Jonathan Fanara Responsable des pages Littérature, Essais & Bandes dessinées et des actualités DVD/bluray

Vincent Mallié et Hubert publient aux éditions Dupuis, dans l’excellente collection « Aire libre », le second tome de Ténébreuse, récit habilement construit et mâtiné de fantastique, se déroulant dans un univers médiéval. Au programme : éveil sentimental, enjeux de pouvoir, ostracisme ou encore résilience.

Ce qui caractérise en premier lieu les deux principaux protagonistes d’Hubert et Vincent Mallié, c’est leur marginalité. Arzhur et Islen subissent le rejet des leurs et n’ont vraiment leur place nulle part. Le premier a vaincu son Roi à la loyale après avoir couché avec sa femme, la seconde, suspectée d’être sous l’emprise de pouvoirs maléfiques et incontrôlables, hérités de sa mère, vient d’être libérée d’une tour dans laquelle elle s’était plus ou moins volontairement retranchée. En libérant Islen, Arzhur est probablement en quête de rédemption : il s’imagine secourir une princesse en souffrance et s’élever contre ses oppresseurs. Si l’histoire apparaît un peu plus complexe que cela, leur épopée commune va néanmoins déboucher sur un éveil sentimental d’une rare subtilité, à travers lequel les mécanismes de défense vont se fissurer et les inhibitions, tant physiques que psychologiques, céder une à une.

Le diptyque Ténébreuse mêle à un univers médiéval des touches fantastiques.

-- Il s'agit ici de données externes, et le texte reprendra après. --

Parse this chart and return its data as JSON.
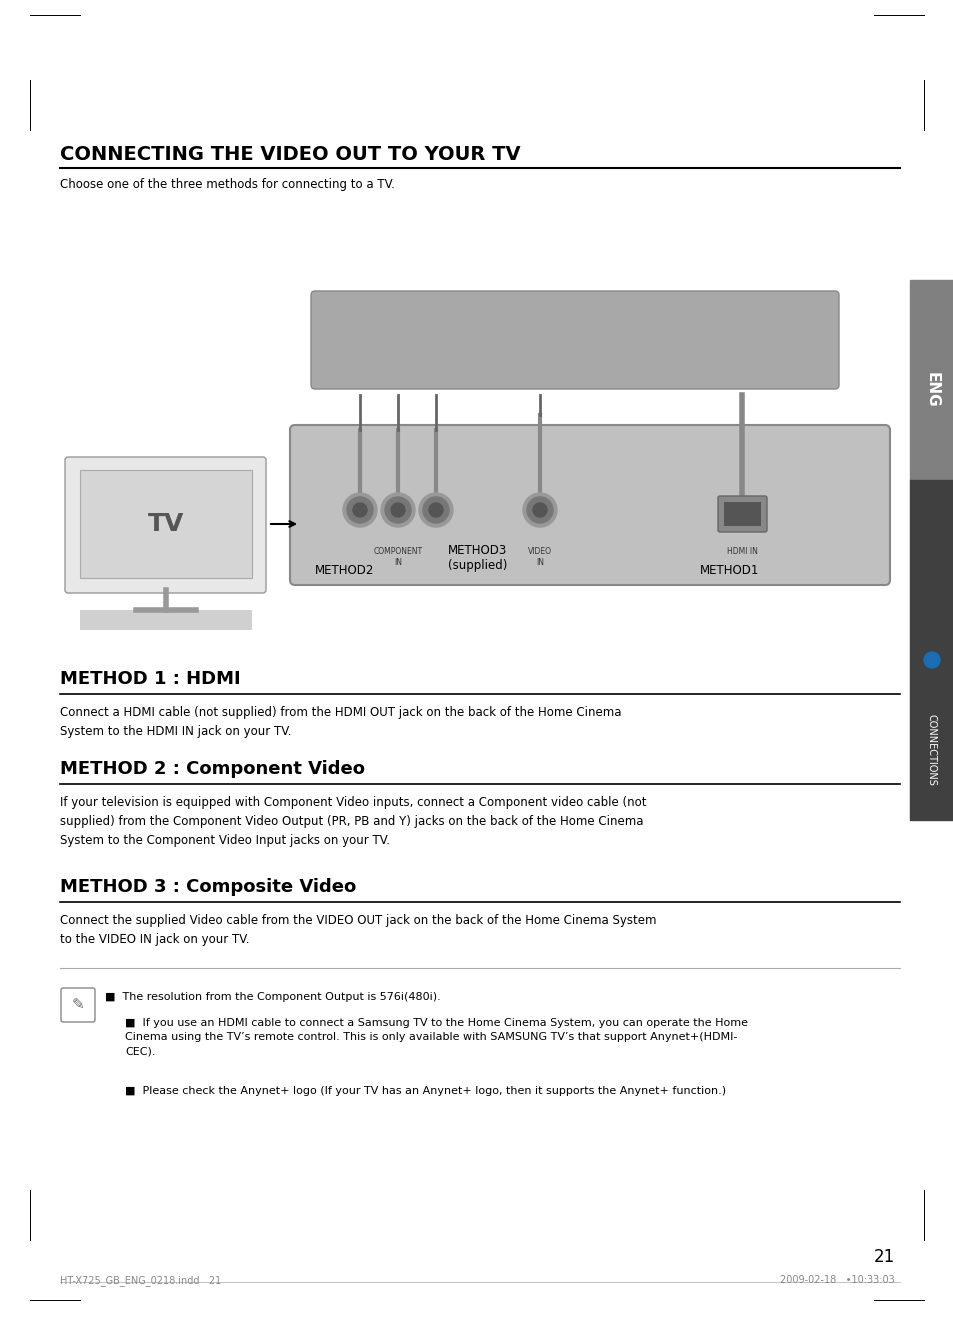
{
  "title": "CONNECTING THE VIDEO OUT TO YOUR TV",
  "subtitle": "Choose one of the three methods for connecting to a TV.",
  "bg_color": "#ffffff",
  "sidebar_color": "#808080",
  "sidebar_text": "ENG",
  "sidebar2_color": "#606060",
  "section1_title": "METHOD 1 : HDMI",
  "section1_body": "Connect a HDMI cable (not supplied) from the HDMI OUT jack on the back of the Home Cinema\nSystem to the HDMI IN jack on your TV.",
  "section2_title": "METHOD 2 : Component Video",
  "section2_body": "If your television is equipped with Component Video inputs, connect a Component video cable (not\nsupplied) from the Component Video Output (PR, PB and Y) jacks on the back of the Home Cinema\nSystem to the Component Video Input jacks on your TV.",
  "section3_title": "METHOD 3 : Composite Video",
  "section3_body": "Connect the supplied Video cable from the VIDEO OUT jack on the back of the Home Cinema System\nto the VIDEO IN jack on your TV.",
  "note1": "The resolution from the Component Output is 576i(480i).",
  "note2": "If you use an HDMI cable to connect a Samsung TV to the Home Cinema System, you can operate the Home\nCinema using the TV’s remote control. This is only available with SAMSUNG TV’s that support Anynet+(HDMI-\nCEC).",
  "note3": "Please check the Anynet+ logo (If your TV has an Anynet+ logo, then it supports the Anynet+ function.)",
  "page_number": "21",
  "footer_left": "HT-X725_GB_ENG_0218.indd   21",
  "footer_right": "2009-02-18   •10:33:03",
  "method2_label": "METHOD2",
  "method3_label": "METHOD3\n(supplied)",
  "method1_label": "METHOD1",
  "connections_text": "CONNECTIONS"
}
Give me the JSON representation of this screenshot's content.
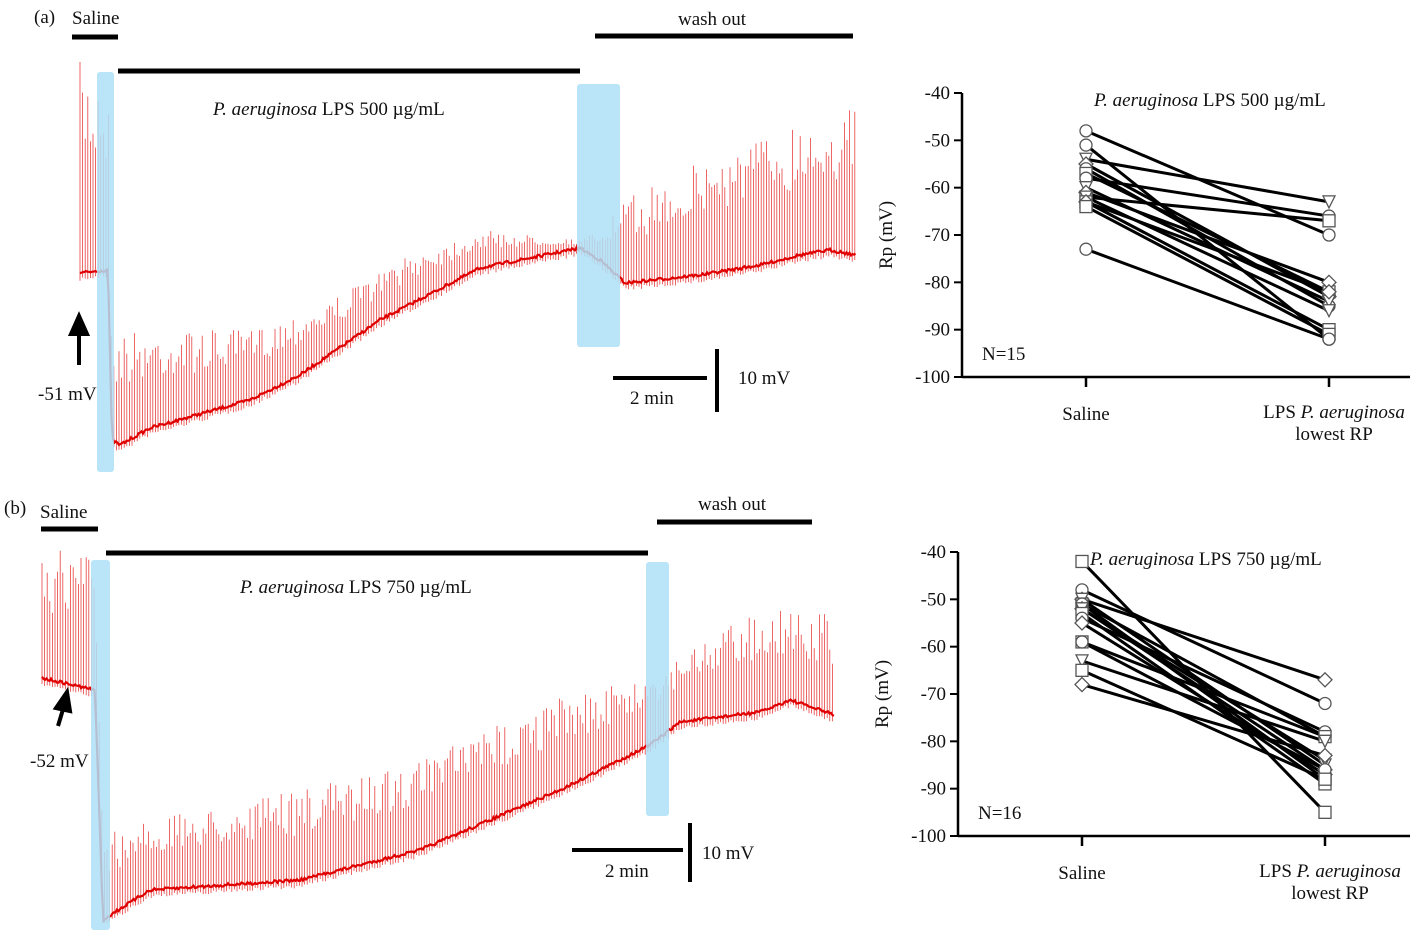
{
  "panels": [
    {
      "label": "(a)",
      "saline_label": "Saline",
      "washout_label": "wash out",
      "treatment_italic": "P. aeruginosa",
      "treatment_rest": " LPS 500 µg/mL",
      "resting_potential_label": "-51 mV",
      "time_scale_label": "2 min",
      "voltage_scale_label": "10 mV",
      "highlight_color": "#aee0f7",
      "trace_color": "#e00000"
    },
    {
      "label": "(b)",
      "saline_label": "Saline",
      "washout_label": "wash out",
      "treatment_italic": "P. aeruginosa",
      "treatment_rest": " LPS 750 µg/mL",
      "resting_potential_label": "-52 mV",
      "time_scale_label": "2 min",
      "voltage_scale_label": "10 mV",
      "highlight_color": "#aee0f7",
      "trace_color": "#e00000"
    }
  ],
  "chart_data": [
    {
      "type": "line",
      "title_italic": "P. aeruginosa",
      "title_rest": " LPS 500 µg/mL",
      "ylabel": "Rp (mV)",
      "ylim": [
        -100,
        -40
      ],
      "yticks": [
        -40,
        -50,
        -60,
        -70,
        -80,
        -90,
        -100
      ],
      "categories": [
        "Saline",
        "LPS P. aeruginosa lowest RP"
      ],
      "category_labels": [
        [
          "Saline"
        ],
        [
          "LPS ",
          "P. aeruginosa",
          "lowest RP"
        ]
      ],
      "annotation": "N=15",
      "pairs": [
        [
          -48,
          -70
        ],
        [
          -51,
          -92
        ],
        [
          -54,
          -63
        ],
        [
          -55,
          -83
        ],
        [
          -56,
          -85
        ],
        [
          -57,
          -82
        ],
        [
          -58,
          -66
        ],
        [
          -60,
          -84
        ],
        [
          -61,
          -80
        ],
        [
          -62,
          -67
        ],
        [
          -62,
          -86
        ],
        [
          -63,
          -90
        ],
        [
          -63,
          -82
        ],
        [
          -64,
          -91
        ],
        [
          -73,
          -92
        ]
      ],
      "markers": [
        "circle",
        "circle",
        "triangle",
        "diamond",
        "circle",
        "square",
        "circle",
        "triangle",
        "diamond",
        "square",
        "triangle",
        "square",
        "diamond",
        "square",
        "circle"
      ]
    },
    {
      "type": "line",
      "title_italic": "P. aeruginosa",
      "title_rest": " LPS 750 µg/mL",
      "ylabel": "Rp (mV)",
      "ylim": [
        -100,
        -40
      ],
      "yticks": [
        -40,
        -50,
        -60,
        -70,
        -80,
        -90,
        -100
      ],
      "categories": [
        "Saline",
        "LPS P. aeruginosa lowest RP"
      ],
      "category_labels": [
        [
          "Saline"
        ],
        [
          "LPS ",
          "P. aeruginosa",
          "lowest RP"
        ]
      ],
      "annotation": "N=16",
      "pairs": [
        [
          -42,
          -95
        ],
        [
          -48,
          -72
        ],
        [
          -50,
          -67
        ],
        [
          -50,
          -85
        ],
        [
          -51,
          -88
        ],
        [
          -51,
          -79
        ],
        [
          -52,
          -86
        ],
        [
          -52,
          -84
        ],
        [
          -53,
          -89
        ],
        [
          -54,
          -78
        ],
        [
          -55,
          -87
        ],
        [
          -59,
          -79
        ],
        [
          -59,
          -86
        ],
        [
          -63,
          -80
        ],
        [
          -65,
          -88
        ],
        [
          -68,
          -83
        ]
      ],
      "markers": [
        "square",
        "circle",
        "diamond",
        "triangle",
        "square",
        "circle",
        "diamond",
        "triangle",
        "square",
        "circle",
        "diamond",
        "square",
        "circle",
        "triangle",
        "square",
        "diamond"
      ]
    }
  ]
}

Arzhur n’est autre qu’un chevalier déchu, ayant malgré lui déshonoré sa famille, et désormais manipulé, au même titre qu’Islen, par trois vieilles femmes étranges et dotées de pouvoirs surnaturels, évoluant dans son ombre comme une menace indicible. Une trame narrative a priori convenue, mais pourtant sublimée par des reliefs vertigineux : un passé duquel les deux héros cherchent obstinément à s’affranchir, des figures parentales malfaisantes et corrompues, l’acceptation des différences, l’amour ou encore l’ostracisme. Et pendant qu’Hubert apporte une densité remarquable à son scénario, habilement ficelé, Vincent Mallié prend soin de portraiturer à traits fins plaines, sorcières, animaux, batailles, tout en s’employant à donner leur pleine mesure aux expressions faciales de ses personnages. L’ensemble s’avère de haute teneur, avec un découpage des planches faisant alterner vignettes verticales et horizontales, petites et grandes, en gros plan et vues plus larges.

Ténébreuse est un double témoignage. Vincent Mallié et Hubert y narrent les aspirations peu scrupuleuses de Meliren, la mère d’Islen, dont la passion amoureuse, trahie et battue en brèche, apparaît aussi débridée que sa soif de vengeance (ou son besoin d’être désirée). Les auteurs se penchent surtout sur le couple tâtonnant formé par Arzhur et Islen, dont les fêlures, profondes, appellent une forme de compréhension, de bienveillance et de tendresse mutuelles. Aux habituelles intrigues de château, Ténébreuse préfère sonder les cœurs, trouvant à la marge des sociétés mises en vignette ce supplément d’âme rendant ses protagonistes si attachants. C’est à la fois sophistiqué et débordant de justesse.